川から上がってくると女の人が待っていた。この男の人の知り合いらしい。話をしながらホテルまで一緒に歩いた。この女の人はミーシャといって年は21才。英語があまりできないので、私はロシア語で話す。日名子氏はサーシャと話していたが、ホテルへ来てみるとやっぱり私の思っていた通り、サーシャはシャツやタバコ、ライター、ガムなどを要求しているらしい。人のいい日名子は部屋まで取りに行くことにして、私もつきあうことにした。日名子はシャツ、私は100円ライターをもって外へ戻り、渡した。

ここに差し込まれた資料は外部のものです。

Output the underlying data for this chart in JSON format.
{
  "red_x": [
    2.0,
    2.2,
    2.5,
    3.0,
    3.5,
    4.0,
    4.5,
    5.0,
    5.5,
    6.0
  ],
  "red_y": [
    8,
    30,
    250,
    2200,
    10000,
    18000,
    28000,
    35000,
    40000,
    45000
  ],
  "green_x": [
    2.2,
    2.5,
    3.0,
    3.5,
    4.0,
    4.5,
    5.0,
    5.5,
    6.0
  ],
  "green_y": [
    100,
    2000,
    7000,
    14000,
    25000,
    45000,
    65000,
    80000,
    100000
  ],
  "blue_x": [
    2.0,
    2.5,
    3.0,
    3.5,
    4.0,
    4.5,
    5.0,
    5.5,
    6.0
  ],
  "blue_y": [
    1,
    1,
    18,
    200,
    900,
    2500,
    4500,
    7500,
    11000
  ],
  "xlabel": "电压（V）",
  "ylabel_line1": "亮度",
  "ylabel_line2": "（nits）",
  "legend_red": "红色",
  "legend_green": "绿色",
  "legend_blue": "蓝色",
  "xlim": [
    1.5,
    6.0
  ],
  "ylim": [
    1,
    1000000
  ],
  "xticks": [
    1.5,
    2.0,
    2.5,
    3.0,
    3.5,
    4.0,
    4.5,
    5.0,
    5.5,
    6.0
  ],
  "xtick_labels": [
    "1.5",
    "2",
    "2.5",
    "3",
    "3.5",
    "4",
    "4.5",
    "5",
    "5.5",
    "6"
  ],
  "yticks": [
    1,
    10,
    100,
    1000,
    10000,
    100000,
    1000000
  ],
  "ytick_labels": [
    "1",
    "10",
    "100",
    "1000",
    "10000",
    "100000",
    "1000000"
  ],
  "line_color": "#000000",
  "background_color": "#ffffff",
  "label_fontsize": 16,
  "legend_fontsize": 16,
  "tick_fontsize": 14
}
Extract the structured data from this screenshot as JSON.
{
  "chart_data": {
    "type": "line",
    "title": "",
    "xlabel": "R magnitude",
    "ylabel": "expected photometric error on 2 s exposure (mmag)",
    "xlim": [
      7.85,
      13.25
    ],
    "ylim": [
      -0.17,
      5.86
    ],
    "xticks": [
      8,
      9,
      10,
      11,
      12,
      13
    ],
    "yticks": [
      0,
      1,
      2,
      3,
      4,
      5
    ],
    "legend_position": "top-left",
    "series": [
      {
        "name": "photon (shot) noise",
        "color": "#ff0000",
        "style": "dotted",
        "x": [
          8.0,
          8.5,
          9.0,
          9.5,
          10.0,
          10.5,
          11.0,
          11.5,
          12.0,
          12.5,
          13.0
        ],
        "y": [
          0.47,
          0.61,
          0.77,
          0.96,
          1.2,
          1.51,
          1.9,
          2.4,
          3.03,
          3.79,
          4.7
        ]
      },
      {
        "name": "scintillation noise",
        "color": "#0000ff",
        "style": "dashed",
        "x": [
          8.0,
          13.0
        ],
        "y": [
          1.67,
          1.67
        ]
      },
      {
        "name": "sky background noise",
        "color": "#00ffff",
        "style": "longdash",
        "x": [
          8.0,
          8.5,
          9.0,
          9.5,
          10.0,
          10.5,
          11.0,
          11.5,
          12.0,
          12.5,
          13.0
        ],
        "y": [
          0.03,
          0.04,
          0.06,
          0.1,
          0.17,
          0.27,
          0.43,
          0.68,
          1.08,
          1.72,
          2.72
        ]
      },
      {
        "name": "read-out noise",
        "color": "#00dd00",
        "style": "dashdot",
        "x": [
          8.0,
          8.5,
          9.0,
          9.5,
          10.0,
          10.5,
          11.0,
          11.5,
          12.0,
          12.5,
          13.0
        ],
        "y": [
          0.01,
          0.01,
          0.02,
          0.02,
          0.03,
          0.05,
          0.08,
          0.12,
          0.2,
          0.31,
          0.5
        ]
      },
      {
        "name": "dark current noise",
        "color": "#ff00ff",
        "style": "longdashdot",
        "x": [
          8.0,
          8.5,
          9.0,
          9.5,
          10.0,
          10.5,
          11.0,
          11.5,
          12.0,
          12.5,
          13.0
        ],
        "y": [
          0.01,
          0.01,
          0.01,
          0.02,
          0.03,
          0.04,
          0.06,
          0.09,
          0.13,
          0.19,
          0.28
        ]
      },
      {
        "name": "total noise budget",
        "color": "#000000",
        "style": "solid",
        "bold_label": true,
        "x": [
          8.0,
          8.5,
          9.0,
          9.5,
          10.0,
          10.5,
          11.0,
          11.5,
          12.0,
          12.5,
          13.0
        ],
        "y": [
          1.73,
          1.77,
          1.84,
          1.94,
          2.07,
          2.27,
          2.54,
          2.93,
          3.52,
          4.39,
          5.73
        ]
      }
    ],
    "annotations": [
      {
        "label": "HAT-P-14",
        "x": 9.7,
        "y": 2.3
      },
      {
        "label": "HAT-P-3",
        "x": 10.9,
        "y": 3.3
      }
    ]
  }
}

我々はマトリョーシュカや帽子がもらえたのでまぁいいだろう(日名子は4000円支払った)。部屋に帰ってきて、マトリョーシュカを開けてみると、日名子の方は大きかったのだが2個だけ、続きは私の分の方であった。小さいほうを取った私は正解だった。

0時に地下の外貨バーへビールを飲みに行った。中にいたのは全員日本人である。これじゃあ日本にいるのと同じだ。カウンターには日本のビジネスマンらしき人達がずらっといて、我々はテーブルの方の席についた。ビール2本で500円だった。今日はなんだかんだあって疲れていたのでこれだけで酔ってしまったがもう1本たのみに行く。

学生が入ってきて隣に座った。彼は明治大学の4年生でやはり今日の飛行機でハバロフスクに来たらしい。卒業旅行でソ連を抜けてワルシャワからインドへ行くという。彼から2人旅の難しさの話を聞き、なるほどと思った。また彼の話によると今日の気温は−13℃〜−16℃くらいらしい。さすがに寒かったっはずだ。九州の人だそうで、私は九州の人に間違われた。1時になったのでバーを出て部屋に帰ってきてベッドに横になって、それからはもう記憶がなかった。日名子氏は風呂に入ったらしい。